If there was any evidence to support Rault’s prediction, Google has been on a buying frenzy in the past two years, snapping up robotics companies across the globe.
It has purchased Boston Dynamics, makers of Wild Cat and the humanoid Atlas robots, and home smart appliances maker Nest Labs.
The Sony AIBO robotic pet dog, developed in 1999, is among the most recognisable commercialised robotic animals. However, Sony stopped making AIBO and several other products in 2006 in an effort to make the company more profitable.
Meanwhile, Paro, the robotic baby seal, is classified as a medical device in the USA. It is designed elicit positive responses from patients.
But the emergence of robotic pets is a double-edged sword, Dr Rault warns in his paper.
In his paper, Dr Rault asks whether a surge in the popularity of “disposable pets” could lead to a shift in the treatment of real animals.
“Of course we care about live animals, but if we become used to a robotic companion that doesn’t need food, water or exercise, perhaps it will change how humans care about other living beings,” he says.
Google’s Boston Dynamics released a video earlier this year to promote its robotic dog called Spot.
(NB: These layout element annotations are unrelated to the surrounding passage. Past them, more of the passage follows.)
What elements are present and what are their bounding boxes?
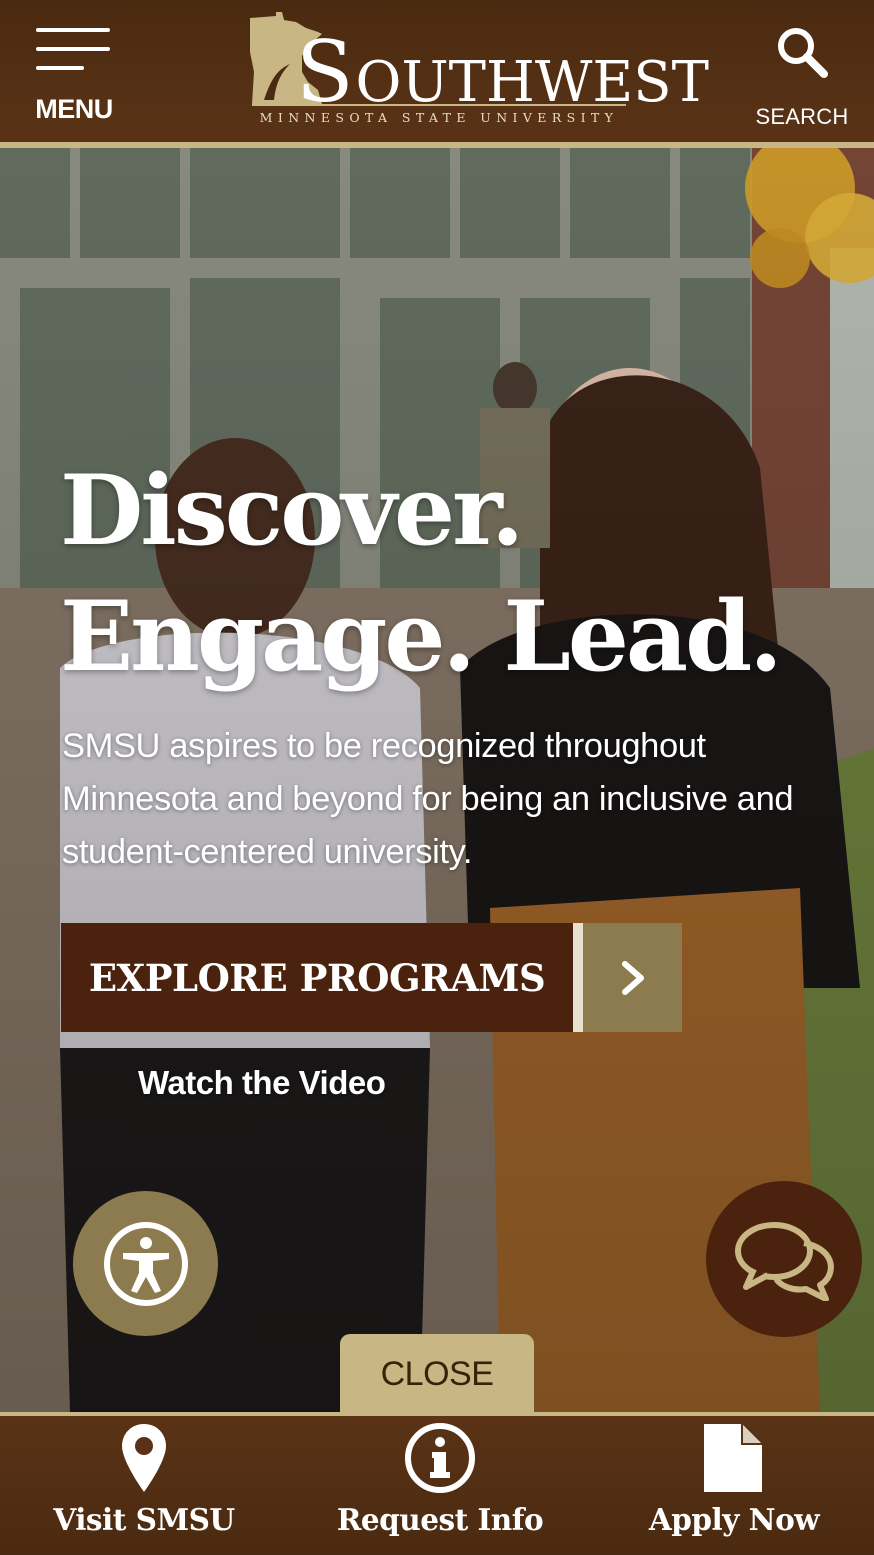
chevron-right-icon — [621, 960, 644, 995]
visit-smsu-button[interactable]: Visit SMSU — [40, 1416, 248, 1555]
bottom-action-bar: Visit SMSU Request Info Apply Now — [0, 1412, 874, 1555]
watch-video-link[interactable]: Watch the Video — [138, 1064, 386, 1102]
hero-section: Discover. Engage. Lead. SMSU aspires to … — [0, 148, 874, 1412]
chat-button[interactable] — [706, 1181, 862, 1337]
map-pin-icon — [122, 1424, 166, 1492]
search-button[interactable]: SEARCH — [750, 20, 854, 132]
hero-headline-line2: Engage. Lead. — [60, 580, 783, 693]
info-circle-icon — [405, 1423, 475, 1493]
search-label: SEARCH — [755, 104, 849, 129]
apply-now-button[interactable]: Apply Now — [636, 1416, 832, 1555]
menu-button[interactable]: MENU — [28, 22, 120, 128]
accessibility-icon — [103, 1221, 188, 1306]
visit-smsu-label: Visit SMSU — [53, 1502, 235, 1537]
close-label: CLOSE — [380, 1354, 494, 1393]
site-header: MENU SOUTHWEST MINNESOTA STATE UNIVERSIT… — [0, 0, 874, 142]
hero-headline-line1: Discover. — [60, 454, 524, 567]
chat-bubbles-icon — [735, 1222, 834, 1301]
search-icon — [778, 28, 828, 78]
explore-programs-button[interactable]: EXPLORE PROGRAMS — [61, 923, 682, 1032]
apply-now-label: Apply Now — [648, 1502, 820, 1537]
logo-tagline: MINNESOTA STATE UNIVERSITY — [259, 110, 619, 125]
request-info-label: Request Info — [336, 1502, 544, 1537]
request-info-button[interactable]: Request Info — [330, 1416, 550, 1555]
document-icon — [704, 1424, 762, 1492]
logo-divider — [252, 104, 626, 106]
hero-headline: Discover. Engage. Lead. — [60, 448, 840, 700]
close-tab-button[interactable]: CLOSE — [340, 1334, 534, 1412]
explore-programs-label: EXPLORE PROGRAMS — [88, 955, 546, 1000]
hamburger-icon — [36, 28, 110, 70]
hero-description: SMSU aspires to be recognized throughout… — [62, 727, 794, 871]
logo-wordmark: SOUTHWEST — [296, 23, 709, 121]
menu-label: MENU — [35, 94, 113, 124]
accessibility-button[interactable] — [73, 1191, 218, 1336]
southwest-logo[interactable]: SOUTHWEST MINNESOTA STATE UNIVERSITY — [246, 12, 709, 130]
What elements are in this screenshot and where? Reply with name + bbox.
The robotic dog’s creators repeatedly kicked it to demonstrate its stability. That, however, did not bode well with many social media users, who criticised the creators’ behaviour as “cruel” and “wrong.
“Robots can, without a doubt, trigger human emotions,” Dr Rault says.
“If artificial pets can produce the same benefits we get from live pets, does that mean that our emotional bond with animals is really just an image that we project on to our pets?”